PARC. Nathalie Langevin, résidente du secteur du métro Longueuil, n’ose plus aller se promener seule dans le parc Jardin du Métro, à deux pas de chez elle. Des jeunes qui y consommeraient de l’alcool et le mauvais entretien du parc affectent grandement son sentiment de sécurité.
«Il y a des visiteurs qui viennent en fin de journée avec de la boisson, il y a plein de bouteilles cassées, c’est dangereux, a décrit Mme Langevin aux élus lors de la séance du conseil d’arr. du Vieux-Longueuil, le 2 juin.
Lorsqu’elle veut aller dans le parc pour promener son chien, elle se joint plutôt à quelques amies du coin «Je voudrais bien aller prendre une marche, vers 19h30 ou 20h, mais c’est épeurant à cause de cette jeunesse-là.»

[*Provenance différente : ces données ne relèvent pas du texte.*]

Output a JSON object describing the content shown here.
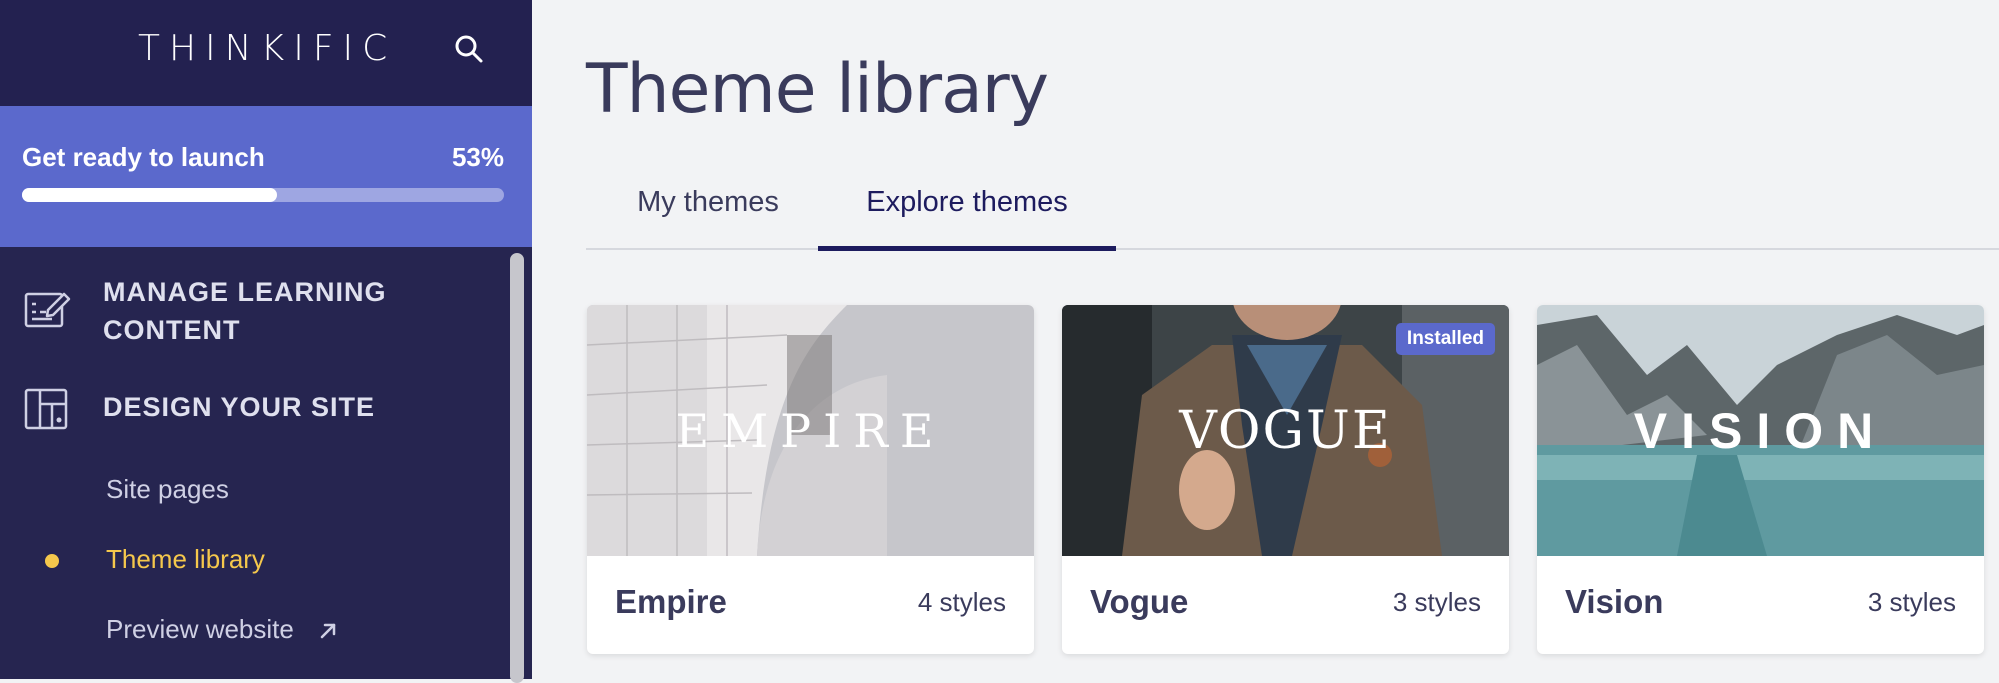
{
  "app": {
    "logo_text": "THINKIFIC"
  },
  "launch": {
    "title": "Get ready to launch",
    "percent_label": "53%",
    "progress": 0.53
  },
  "sidebar": {
    "sections": [
      {
        "label_line1": "MANAGE LEARNING",
        "label_line2": "CONTENT",
        "icon": "edit-content-icon"
      },
      {
        "label_line1": "DESIGN YOUR SITE",
        "icon": "layout-icon"
      }
    ],
    "sub_items": [
      {
        "label": "Site pages"
      },
      {
        "label": "Theme library",
        "active": true
      },
      {
        "label": "Preview website",
        "icon": "external-link-icon"
      }
    ]
  },
  "main": {
    "title": "Theme library",
    "tabs": [
      {
        "label": "My themes"
      },
      {
        "label": "Explore themes",
        "active": true
      }
    ]
  },
  "themes": [
    {
      "name": "Empire",
      "styles": "4 styles",
      "thumb_text": "EMPIRE"
    },
    {
      "name": "Vogue",
      "styles": "3 styles",
      "thumb_text": "VOGUE",
      "badge": "Installed"
    },
    {
      "name": "Vision",
      "styles": "3 styles",
      "thumb_text": "VISION"
    }
  ],
  "colors": {
    "sidebar": "#262550",
    "accent": "#5b69cc",
    "active_item": "#f5c84c",
    "text_dark": "#3a3b5c"
  }
}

Mme Langevin déplore également le mauvais entretien du parc. En plus des débris de vitres, de nombreux papiers jonchent le sol. «Ils ont tondu le gazon en passant par-dessus les verres et les sacs de Mc Donald’s qui traînaient. Ça fait plein de morceaux partout. Je n’appelle pas ça du nettoyage; j’appelle ça de la saleté.»

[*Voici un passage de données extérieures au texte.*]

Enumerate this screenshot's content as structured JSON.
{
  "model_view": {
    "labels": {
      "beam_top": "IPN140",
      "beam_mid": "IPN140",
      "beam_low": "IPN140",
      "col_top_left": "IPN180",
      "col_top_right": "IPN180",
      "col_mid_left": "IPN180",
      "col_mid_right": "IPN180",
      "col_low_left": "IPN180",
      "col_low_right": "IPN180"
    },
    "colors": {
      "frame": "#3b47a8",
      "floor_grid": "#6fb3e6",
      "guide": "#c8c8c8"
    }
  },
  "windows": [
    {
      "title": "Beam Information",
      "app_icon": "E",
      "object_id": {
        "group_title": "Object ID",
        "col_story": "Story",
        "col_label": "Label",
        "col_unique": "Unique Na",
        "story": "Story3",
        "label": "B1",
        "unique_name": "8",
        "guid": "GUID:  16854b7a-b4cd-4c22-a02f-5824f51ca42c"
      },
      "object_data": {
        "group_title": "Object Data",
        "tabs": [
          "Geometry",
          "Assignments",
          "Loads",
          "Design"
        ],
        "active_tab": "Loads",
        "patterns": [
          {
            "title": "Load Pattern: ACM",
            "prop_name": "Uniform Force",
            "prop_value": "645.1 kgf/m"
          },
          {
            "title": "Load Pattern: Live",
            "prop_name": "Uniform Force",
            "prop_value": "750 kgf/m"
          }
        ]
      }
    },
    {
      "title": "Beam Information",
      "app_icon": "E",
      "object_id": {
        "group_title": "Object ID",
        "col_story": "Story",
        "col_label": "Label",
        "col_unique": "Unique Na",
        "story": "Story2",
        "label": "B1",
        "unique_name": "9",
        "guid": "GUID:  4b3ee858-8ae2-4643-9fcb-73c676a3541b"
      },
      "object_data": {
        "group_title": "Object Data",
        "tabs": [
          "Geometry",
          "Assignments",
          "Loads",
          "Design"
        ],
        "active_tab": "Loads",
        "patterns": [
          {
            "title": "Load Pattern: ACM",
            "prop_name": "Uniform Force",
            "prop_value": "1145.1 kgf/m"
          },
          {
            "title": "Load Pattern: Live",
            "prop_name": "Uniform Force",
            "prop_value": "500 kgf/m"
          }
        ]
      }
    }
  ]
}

La résidente souhaiterait une surveillance plus accrue des policiers. Elle rapporte avoir déjà porté plainte à cause d’un homme qui se promenait nu dans le parc; les policiers l’avaient rappelée en lui disant qu’ils n’avaient rien trouvé. «J’avais l’impression de faire rire de moi, et je n’aime pas ça.»
Une autre résidente du secteur a joint sa voix à celle de Mme Langevin. «Les jeunes vont fumer de la dope, le parc est dégueulasse», a-t-elle tranché.

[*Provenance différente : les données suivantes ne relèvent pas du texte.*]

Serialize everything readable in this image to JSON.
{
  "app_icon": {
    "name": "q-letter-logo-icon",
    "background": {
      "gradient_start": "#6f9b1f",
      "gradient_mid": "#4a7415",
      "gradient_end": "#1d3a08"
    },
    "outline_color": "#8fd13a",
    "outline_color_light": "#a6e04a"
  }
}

La conseillère Sylvie Parent s’est voulue rassurante. «La majorité de nos parcs sont très sécuritaires. Il est arrivé des incidents, mais ce sont des cas très isolés», a-t-elle indiqué.
Rien à signaler
Du côté du Service de police de l’agglomération de Longueuil (SPAL), ce parc ne pose pas particulièrement problème. Au cours des deux dernières années, aucun appel n’a été reçu à cet égard, et aucun constat d’infraction n’y a été donné.
Moins de 24 heures après que les deux résidentes aient fait part de leurs inquiétudes, des policiers ont procédé à une vérification des lieux.
«Il n’y a aucune trace de débordement, que ce soit des traces d’alcool ou de drogues, assure le porte-parole du SPAL, Ghislain Vallières. Néanmoins, nous allons déployer des effectifs pour une certaine période, pour que les résidents du secteur sentent notre présence.»
M. Vallières précise que les policiers font déjà des vérifications à l’occasion. Puisque ces vérifications ne durent qu’une ou deux minutes, il est bien possible que les résidents ne s’en aperçoivent pas.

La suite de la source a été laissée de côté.